An empirical analysis of machine learning models for automated essay grading
- Published
- Accepted
- Subject Areas
- Artificial Intelligence, Computational Linguistics, Data Mining and Machine Learning
- Keywords
- Automated Essay Grading, Information Retrieval, Machine Learning, Text Classification
- Copyright
- © 2018 Madala et al.
- Licence
- This is an open access article distributed under the terms of the Creative Commons Attribution License, which permits unrestricted use, distribution, reproduction and adaptation in any medium and for any purpose provided that it is properly attributed. For attribution, the original author(s), title, publication source (PeerJ Preprints) and either DOI or URL of the article must be cited.
- Cite this article
- 2018. An empirical analysis of machine learning models for automated essay grading. PeerJ Preprints 6:e3518v1 https://doi.org/10.7287/peerj.preprints.3518v1
Abstract
Background. Automated Essay Scoring (AES) is an area which falls at the intersection of computing and linguistics. AES systems conduct a linguistic analysis of a given essay or prose and then estimates the writing skill or the essay quality in the form a numeric score or a letter grade. AES systems are useful for the school, university and testing company community for efficiently and effectively scaling the task of grading a large number of essays.

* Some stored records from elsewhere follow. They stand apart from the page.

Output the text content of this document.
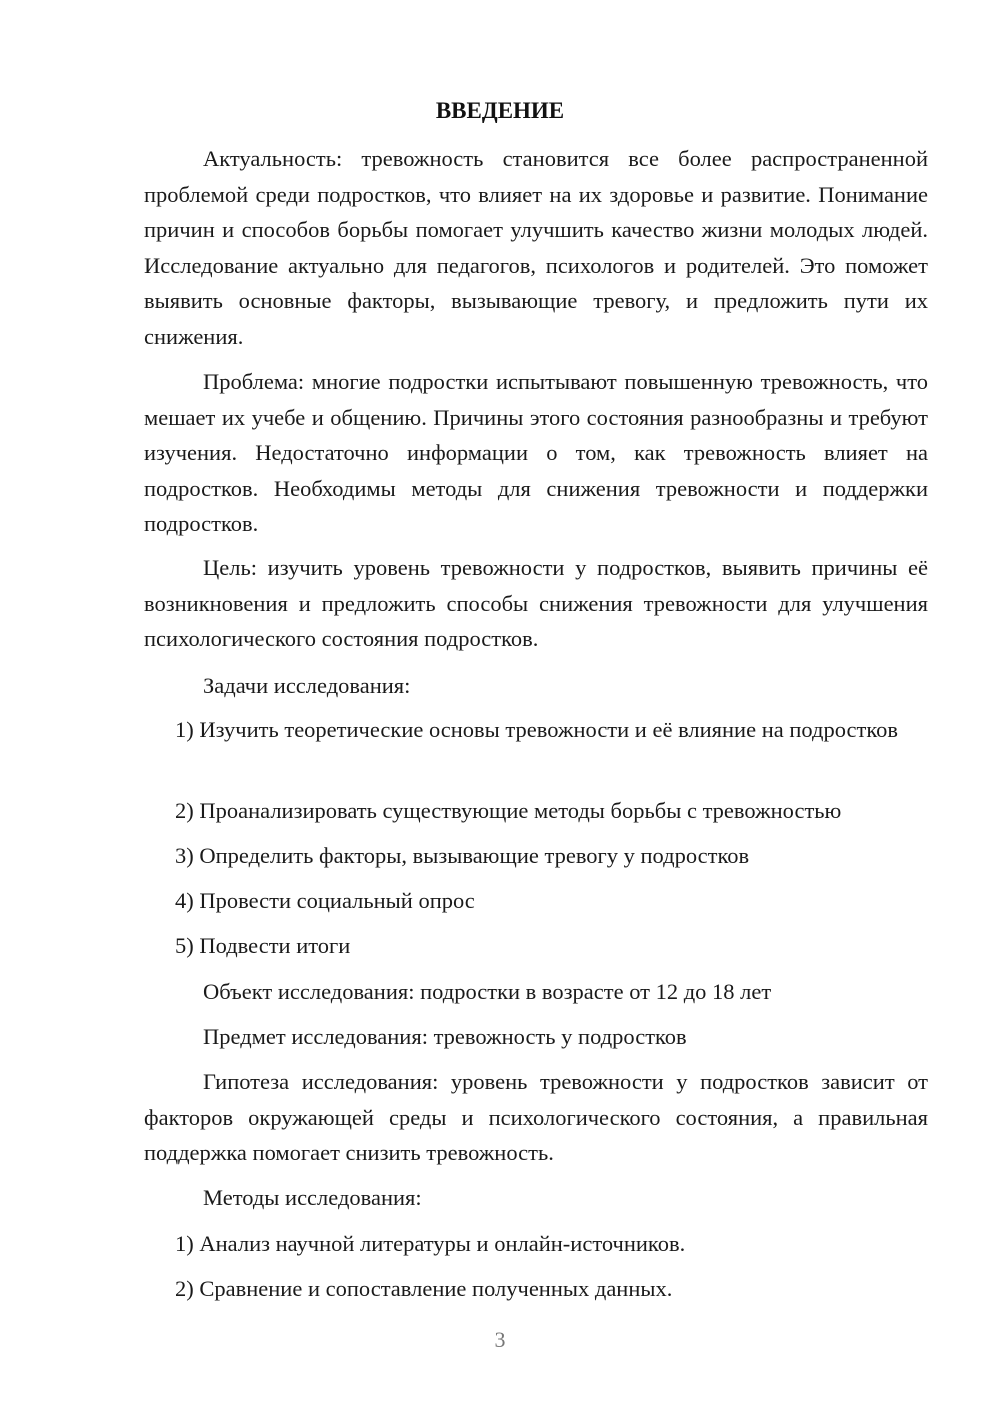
ВВЕДЕНИЕ

Актуальность: тревожность становится все более распространенной проблемой среди подростков, что влияет на их здоровье и развитие. Понимание причин и способов борьбы помогает улучшить качество жизни молодых людей. Исследование актуально для педагогов, психологов и родителей. Это поможет выявить основные факторы, вызывающие тревогу, и предложить пути их снижения.

Проблема: многие подростки испытывают повышенную тревожность, что мешает их учебе и общению. Причины этого состояния разнообразны и требуют изучения. Недостаточно информации о том, как тревожность влияет на подростков. Необходимы методы для снижения тревожности и поддержки подростков.

Цель: изучить уровень тревожности у подростков, выявить причины её возникновения и предложить способы снижения тревожности для улучшения психологического состояния подростков.

Задачи исследования:

1) Изучить теоретические основы тревожности и её влияние на подростков

2) Проанализировать существующие методы борьбы с тревожностью
3) Определить факторы, вызывающие тревогу у подростков
4) Провести социальный опрос
5) Подвести итоги
Объект исследования: подростки в возрасте от 12 до 18 лет
Предмет исследования: тревожность у подростков

Гипотеза исследования: уровень тревожности у подростков зависит от факторов окружающей среды и психологического состояния, а правильная поддержка помогает снизить тревожность.

Методы исследования:
1) Анализ научной литературы и онлайн-источников.
2) Сравнение и сопоставление полученных данных.
3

Methods. We propose an approach for automatically grading a given essay based on 9 surface level and deep linguistic features, 2 feature selection and ranking techniques and 4 text classification algorithms. We conduct a series of experiments on publicly available manually graded and annotated essay data and demonstrate the effectiveness of our approach. We investigate the performance of two different features selection techniques (1) RELIEF (2) Correlation-based Feature Subset Selection (CFS) with three different machine learning classifiers (kNN, SVM and Linear Regression). We also apply feature normalization and scaling.
Results. Our results indicate that features like world count with respect to the world limit, appropriate use of vocabulary, relevance of the terms in the essay with the given topic and coherency between sentences and paragraphs are good predictors of essay score. Our analysis reveals that not all features are equally important and few features are more relevant and better correlated with respect to the target class. We conduct experiments with k-nearest neighbour, logistic regression and support vector machine based classifiers. Our results on 4075 essays across multiple topics and grade score range are encouraging with an accuracy of 73% to 93%.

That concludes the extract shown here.